Folklore and tales of Basilaia’s native Georgia are never far away neither is the “Vie de Bohème” of his childhood. Treated with tenderness and a touch of irony, are red wigged clowns or  a musician brandishing a violin or blowing in a horn. In the series, Stalinland photographed symbols and icons of the Soviet culture are confronted and paired with libertine characters and excesses from the Occidental society, in anachronous collages. Although his technique of photo-collage place Basilaia in the linage of such neo-realists as Mimmo Rotella, Raymond Hains, or Jacques de la Villeglé his poetic universe is closer to that of Chagall, whose oeuvre he admires.

 

Fleeing tale

Basilaia’s works reflect the patchwork of life where events, loved ones, and situations compose an improbable collage.

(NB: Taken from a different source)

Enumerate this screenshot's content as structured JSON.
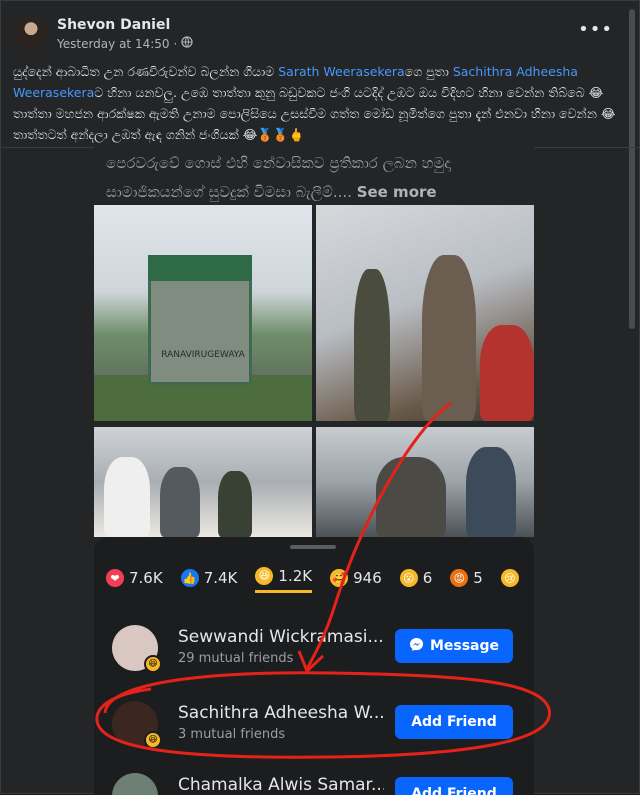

That life is not static, even his windmill seems to be fleeing, already halfway in the air. Some of his itinerants are made up of chunks of maps, as if to stress their universal identity, maybe an expression of the multitude of displaced human beings in our modern society. Some of them glance at us furtively, yet with insistence, as if they wanted to tell their life-long journey in this brief instant. 

 

 

 

Painter

 

JOURNEY

 

Andre Basilaia’s grandfather was a painter, and his father was a composer. This double heritage had a major influence on Basilaia, who started out as a musician, before switching to become a painter.

 

Painting and Rock’n’roll

A singer and a bassist, the teenage Basilaia played in several music groups after school, including in his father’s orchestra. But already obsessed with drawing, even on music tours, he always brought his sketchbook and pencils. At seventeen, to pursue his musical career, he enrols in Tbilissi’s Superior School of Cinema and Dramatic Arts; he even plays in a few films. As soon as he graduates though, he goes back to painting. During that time he moves in with his uncle, the painter Eduard Gukasov, who gives him his first formal art training in painting, drawing, pastel, colour, and perspective. He also travels several times to Paris, to visit his sister-in-law. For the next twenty years he tries to balance his life between music and painting. In 2003, Basilaia decides to move with his family to Paris, to finally be a painter.

 

 

ANRI BASILAIA
(Born in 1960 in Tbilisi, Georgia)

Recent Exhibitions

 

2010 : galerie "9", Tbilissi. 

galerie Orel Art, Paris.

2007 : galerie "L'œil du Huit", Paris. Galerie "Vernissage" Tbilissi

2006 : Ceiterbildungszentrum Norden, Germany.

2005 : Centre d’art national, Tbilissi.

2002 : galerie "L'œil du Huit", Paris.

             galerie "TMS", Tbilissi.